Of course, a fear like this feeds upon itself. I started to study maps of our driving trips and if I spotted a bridge crossing, I’d worry about it for days. Often the bridge would be so short and flat that I’d be over it before I would even notice but one successful crossing did not breed confidence. Once when I was at a conference in Palo Alto, I wanted to go over to Oakland to visit with my son who was living there at the time. To get there, I would have to cross the Dumbarton Bridge or take a very circuitous route through San Jose. I actually looked up the bridge using Google images to find a picture of this beast and see if it looked passable. I made it, back and forth, but not without a lot of concentration and deep-breathing exercises.
This means there are a lot of cities I will never live in. San Francisco, New York, and Seattle come to mind right away. We are currently planning a trip to the Adirondacks and there is just so much water there. I don’t even want to look at a map and start thinking about it.
I’ve come to realize that it is bigger than just bridges. I don’t like to be near the edge of the abyss. If I can see a dramatic drop-off, I start to panic. I don’t like mountain driving, or even hiking on a narrow trail with a steep drop.

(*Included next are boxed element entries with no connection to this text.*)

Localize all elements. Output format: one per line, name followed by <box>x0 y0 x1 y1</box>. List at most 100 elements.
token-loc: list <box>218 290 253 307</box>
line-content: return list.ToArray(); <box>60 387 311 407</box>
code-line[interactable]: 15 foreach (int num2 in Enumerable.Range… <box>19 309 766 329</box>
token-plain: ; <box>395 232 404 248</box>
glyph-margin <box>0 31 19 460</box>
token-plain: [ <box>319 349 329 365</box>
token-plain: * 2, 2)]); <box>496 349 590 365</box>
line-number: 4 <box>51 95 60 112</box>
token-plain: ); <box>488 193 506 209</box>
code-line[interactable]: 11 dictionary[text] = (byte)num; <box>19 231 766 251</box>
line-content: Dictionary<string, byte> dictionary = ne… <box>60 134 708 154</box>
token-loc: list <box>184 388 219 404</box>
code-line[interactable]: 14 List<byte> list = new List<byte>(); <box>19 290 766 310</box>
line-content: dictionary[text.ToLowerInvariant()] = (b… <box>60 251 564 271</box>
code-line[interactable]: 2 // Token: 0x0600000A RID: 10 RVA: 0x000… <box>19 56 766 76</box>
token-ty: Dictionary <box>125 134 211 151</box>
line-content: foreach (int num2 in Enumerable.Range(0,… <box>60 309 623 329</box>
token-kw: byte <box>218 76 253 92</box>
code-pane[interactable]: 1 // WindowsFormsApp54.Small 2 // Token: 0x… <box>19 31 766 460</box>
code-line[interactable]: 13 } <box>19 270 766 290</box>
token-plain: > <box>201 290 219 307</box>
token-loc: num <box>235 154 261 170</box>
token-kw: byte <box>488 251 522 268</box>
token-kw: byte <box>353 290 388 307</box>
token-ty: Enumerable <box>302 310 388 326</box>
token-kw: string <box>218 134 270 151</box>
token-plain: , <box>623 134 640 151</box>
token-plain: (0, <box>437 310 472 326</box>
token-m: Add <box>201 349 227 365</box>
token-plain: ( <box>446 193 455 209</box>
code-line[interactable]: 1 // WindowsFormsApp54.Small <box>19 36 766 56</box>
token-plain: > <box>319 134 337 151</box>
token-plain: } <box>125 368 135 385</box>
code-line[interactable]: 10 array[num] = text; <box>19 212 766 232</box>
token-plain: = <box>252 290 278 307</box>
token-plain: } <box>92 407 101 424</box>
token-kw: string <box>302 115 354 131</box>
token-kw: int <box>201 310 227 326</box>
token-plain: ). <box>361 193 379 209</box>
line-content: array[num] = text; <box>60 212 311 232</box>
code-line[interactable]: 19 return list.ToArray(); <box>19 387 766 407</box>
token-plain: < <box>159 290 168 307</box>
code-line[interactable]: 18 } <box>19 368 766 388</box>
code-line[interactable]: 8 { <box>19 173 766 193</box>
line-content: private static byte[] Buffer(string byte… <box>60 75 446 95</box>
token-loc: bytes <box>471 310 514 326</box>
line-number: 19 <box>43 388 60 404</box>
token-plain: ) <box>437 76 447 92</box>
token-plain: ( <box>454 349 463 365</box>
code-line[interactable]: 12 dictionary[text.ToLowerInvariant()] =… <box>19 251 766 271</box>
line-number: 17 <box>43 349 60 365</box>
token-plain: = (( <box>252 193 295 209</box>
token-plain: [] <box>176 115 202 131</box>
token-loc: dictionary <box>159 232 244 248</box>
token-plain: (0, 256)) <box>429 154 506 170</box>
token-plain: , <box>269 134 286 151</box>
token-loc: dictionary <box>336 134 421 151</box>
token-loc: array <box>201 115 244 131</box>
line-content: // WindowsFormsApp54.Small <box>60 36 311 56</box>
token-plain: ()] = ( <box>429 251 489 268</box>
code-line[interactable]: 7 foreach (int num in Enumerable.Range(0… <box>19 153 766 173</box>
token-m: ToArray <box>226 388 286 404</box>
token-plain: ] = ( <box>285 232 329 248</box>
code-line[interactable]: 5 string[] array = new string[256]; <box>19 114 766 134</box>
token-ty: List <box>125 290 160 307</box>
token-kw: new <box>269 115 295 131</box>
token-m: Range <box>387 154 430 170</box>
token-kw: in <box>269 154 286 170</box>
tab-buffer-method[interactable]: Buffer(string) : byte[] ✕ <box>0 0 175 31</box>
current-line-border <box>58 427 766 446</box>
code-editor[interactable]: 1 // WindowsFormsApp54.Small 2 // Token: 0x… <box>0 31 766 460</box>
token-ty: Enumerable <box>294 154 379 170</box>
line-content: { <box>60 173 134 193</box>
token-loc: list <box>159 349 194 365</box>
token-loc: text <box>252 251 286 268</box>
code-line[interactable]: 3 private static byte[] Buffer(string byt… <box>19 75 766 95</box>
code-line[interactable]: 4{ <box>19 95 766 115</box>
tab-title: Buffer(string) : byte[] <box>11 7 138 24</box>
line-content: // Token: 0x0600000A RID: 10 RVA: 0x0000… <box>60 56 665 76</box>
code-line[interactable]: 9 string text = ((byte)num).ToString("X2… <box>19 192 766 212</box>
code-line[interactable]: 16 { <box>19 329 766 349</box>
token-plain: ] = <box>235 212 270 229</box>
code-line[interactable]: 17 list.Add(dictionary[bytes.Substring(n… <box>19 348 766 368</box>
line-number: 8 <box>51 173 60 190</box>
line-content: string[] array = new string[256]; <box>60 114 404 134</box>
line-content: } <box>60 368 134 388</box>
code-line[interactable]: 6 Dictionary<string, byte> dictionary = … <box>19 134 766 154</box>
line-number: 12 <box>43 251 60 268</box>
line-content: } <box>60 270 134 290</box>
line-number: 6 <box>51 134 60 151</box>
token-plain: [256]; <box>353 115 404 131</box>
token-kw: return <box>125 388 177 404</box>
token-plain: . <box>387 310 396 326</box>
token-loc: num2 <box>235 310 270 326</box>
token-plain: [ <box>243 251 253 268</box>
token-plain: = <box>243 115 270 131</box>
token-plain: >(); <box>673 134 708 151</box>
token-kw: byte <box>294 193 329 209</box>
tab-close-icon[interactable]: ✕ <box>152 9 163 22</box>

Strangely, I have gone para-sailing without incident and stared over the edge of the observation deck of the Empire State Building without any problem. I suspect that I could do a parachute jump although I have not yet taken that one on.
There is something about being near the edge though, that continues to haunt me. Maybe that drop-off is somehow metaphorically connected in my mind to the Abyss with a capital “A”—the fear of death that permeates the other four of my top five fears.
Or maybe I just hate bridges and will assiduously continue to avoid them at all costs.